Medical University of South Carolina researchers, funded by the National Institutes of Health, have found that the deactivation of a stress-signaling area of the brain associated with emotion-related and motivational behaviors can decrease binge drinking.
The study, which will appear in the May issue of Neuropharmacology and was published online in February, was led by Howard C. Becker, Ph.D., director of the Charleston Alcohol Research Center and professor in the Department of Psychiatry and Behavioral Sciences.
The National Institute on Alcohol Abuse and Alcoholism (NIAAA) defines binge drinking as "a pattern of drinking that brings blood alcohol concentration (BAC) levels to 0.08g/dL (the legal limit)" within 2 hours.

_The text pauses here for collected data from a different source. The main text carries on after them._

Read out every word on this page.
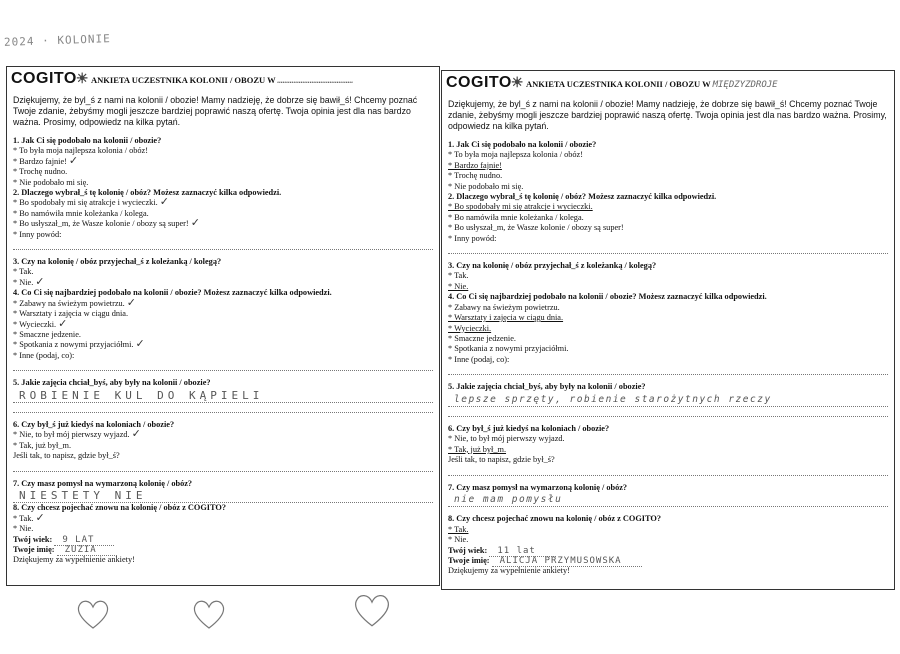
2024 · KOLONIE
COGITO☀ ANKIETA UCZESTNIKA KOLONII / OBOZU W ……………………………………
Dziękujemy, że byl_ś z nami na kolonii / obozie! Mamy nadzieję, że dobrze się bawił_ś! Chcemy poznać Twoje zdanie, żebyśmy mogli jeszcze bardziej poprawić naszą ofertę. Twoja opinia jest dla nas bardzo ważna. Prosimy, odpowiedz na kilka pytań.
1. Jak Ci się podobało na kolonii / obozie?
* To była moja najlepsza kolonia / obóz!
* Bardzo fajnie! ✓
* Trochę nudno.
* Nie podobało mi się.
2. Dlaczego wybrał_ś tę kolonię / obóz? Możesz zaznaczyć kilka odpowiedzi.
* Bo spodobały mi się atrakcje i wycieczki. ✓
* Bo namówiła mnie koleżanka / kolega.
* Bo usłyszał_m, że Wasze kolonie / obozy są super! ✓
* Inny powód:
3. Czy na kolonię / obóz przyjechał_ś z koleżanką / kolegą?
* Tak.
* Nie. ✓
4. Co Ci się najbardziej podobało na kolonii / obozie? Możesz zaznaczyć kilka odpowiedzi.
* Zabawy na świeżym powietrzu. ✓
* Warsztaty i zajęcia w ciągu dnia.
* Wycieczki. ✓
* Smaczne jedzenie.
* Spotkania z nowymi przyjaciółmi. ✓
* Inne (podaj, co):
5. Jakie zajęcia chciał_byś, aby były na kolonii / obozie?
ROBIENIE KUL DO KĄPIELI
6. Czy był_ś już kiedyś na koloniach / obozie?
* Nie, to był mój pierwszy wyjazd. ✓
* Tak, już był_m.
Jeśli tak, to napisz, gdzie był_ś?
7. Czy masz pomysł na wymarzoną kolonię / obóz?
NIESTETY NIE
8. Czy chcesz pojechać znowu na kolonię / obóz z COGITO?
* Tak. ✓
* Nie.
Twój wiek: 9 LAT
Twoje imię: ZUZIA
Dziękujemy za wypełnienie ankiety!
COGITO☀ ANKIETA UCZESTNIKA KOLONII / OBOZU W MIĘDZYZDROJE
Dziękujemy, że byl_ś z nami na kolonii / obozie! Mamy nadzieję, że dobrze się bawił_ś! Chcemy poznać Twoje zdanie, żebyśmy mogli jeszcze bardziej poprawić naszą ofertę. Twoja opinia jest dla nas bardzo ważna. Prosimy, odpowiedz na kilka pytań.
1. Jak Ci się podobało na kolonii / obozie?
* To była moja najlepsza kolonia / obóz!
* Bardzo fajnie!
* Trochę nudno.
* Nie podobało mi się.
2. Dlaczego wybrał_ś tę kolonię / obóz? Możesz zaznaczyć kilka odpowiedzi.
* Bo spodobały mi się atrakcje i wycieczki.
* Bo namówiła mnie koleżanka / kolega.
* Bo usłyszał_m, że Wasze kolonie / obozy są super!
* Inny powód:
3. Czy na kolonię / obóz przyjechał_ś z koleżanką / kolegą?
* Tak.
* Nie.
4. Co Ci się najbardziej podobało na kolonii / obozie? Możesz zaznaczyć kilka odpowiedzi.
* Zabawy na świeżym powietrzu.
* Warsztaty i zajęcia w ciągu dnia.
* Wycieczki.
* Smaczne jedzenie.
* Spotkania z nowymi przyjaciółmi.
* Inne (podaj, co):
5. Jakie zajęcia chciał_byś, aby były na kolonii / obozie?
lepsze sprzęty, robienie starożytnych rzeczy
6. Czy był_ś już kiedyś na koloniach / obozie?
* Nie, to był mój pierwszy wyjazd.
* Tak, już był_m.
Jeśli tak, to napisz, gdzie był_ś?
7. Czy masz pomysł na wymarzoną kolonię / obóz?
nie mam pomysłu
8. Czy chcesz pojechać znowu na kolonię / obóz z COGITO?
* Tak.
* Nie.
Twój wiek: 11 lat
Twoje imię: ALICJA PRZYMUSOWSKA
Dziękujemy za wypełnienie ankiety!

This usually occurs at 5 drinks for men or 4 drinks for women.
According to Becker, "Binge drinking is one of the most common patterns in which alcohol is consumed... one consequence of repeated binge drinking is increasing the risk for developing an alcohol use disorder (AUD)." Becker adds that consistent binge drinking, especially during the adolescent and college years, puts those who binge at nearly 10 times the risk for developing an AUD.
First author of the study and graduate student in the Becker laboratory, JR Haun explained what the NIAAA acknowledges as 'standard' for specific beverage types. "A drink is defined as roughly one 12-ounce can of beer, a 5-ounce glass of wine or a standard 1.5 ounce shot of distilled spirits." However, he added that the serving size can vary, depending on the percentage of pure alcohol in the drink.
The Strategy Tested
The potential strategy Becker and Haun tested for curbing binge drinking involved manipulating a brain system called the opioid receptor system that is well-known in the addiction field. Opioids such as oxycontin, oxycodone, morphine, and heroin act on this brain system to produce pleasurable effects. This is what puts users of these drugs at such a high risk of developing an addiction.
However, there is one opioid receptor that is the odd one out—the kappa opioid receptor system, which is also referred to as an anti-reward system. This system produces feelings of discontent and stress, as opposed to feelings of pleasure.
The positive effects that people feel when they drink are partially due to opioid receptors being stimulated. Once they've finished drinking, however, and the stress of withdrawal symptoms kick in, this activates the kappa opioid receptor system.
To test their strategy, the research team honed in on a structural network in the brain known as the extended amygdala in mice. This is a region of the brain involved in motivational behavior and is highly responsive to stress, as well as associated with compulsive drinking. This network contains several kappa opioid receptors. Hence, it was an obvious candidate for investigating the role it has in curbing excessive drinking.
This binge-drinking mouse model permitted the mice to drink as much as they wanted for 4 hours every night. According to Becker, "The mice will drink enough alcohol in this relatively short period of time to achieve blood alcohol levels that would define it as a binge episode."
By deactivating the kappa opioid receptors in the mice with a drug, binge drinking was decreased. This discovery points to the important role the kappa opioid receptor system plays in not only the negative effects of withdrawal but also the motivation to binge drink as well.
These findings can easily sound counterintuitive. How could turning-off the negative effects of this system of the brain decrease drinking? According to Haun, the answer to this question is not entirely clear.
"But what we do know is that kappa opioid receptors play an important role in the negative emotional state that drives drinking when it becomes compulsive in alcohol use disorders," Haun said.
Haun and Becker hypothesize that the kappa opioid receptor system may drive binge drinking and compulsive alcohol use similarly, as well as contributing to uneasiness and stress in the state of withdrawal. The finding also backs up Becker and Haun's hypothesis that the kappa opioid receptor system in the extended amygdala motivates binge drinking.
So is a pill to curb binge drinking in our future?
Becker suggests this type of therapy, if developed, would be most appropriate for those who struggle with controlling chronic drinking, like those with an AUD or those who are at an elevated risk of developing one.
Although such therapeutics may be developed, nothing can replace recognizing destructive behaviors and trying to reverse them by reversing the negative thinking that drives them. A pill may help curb binge and chronic drinking, but probably not without the support of counseling, behavioral therapy, replacing negative behaviors with healthy ones, and improved self-care.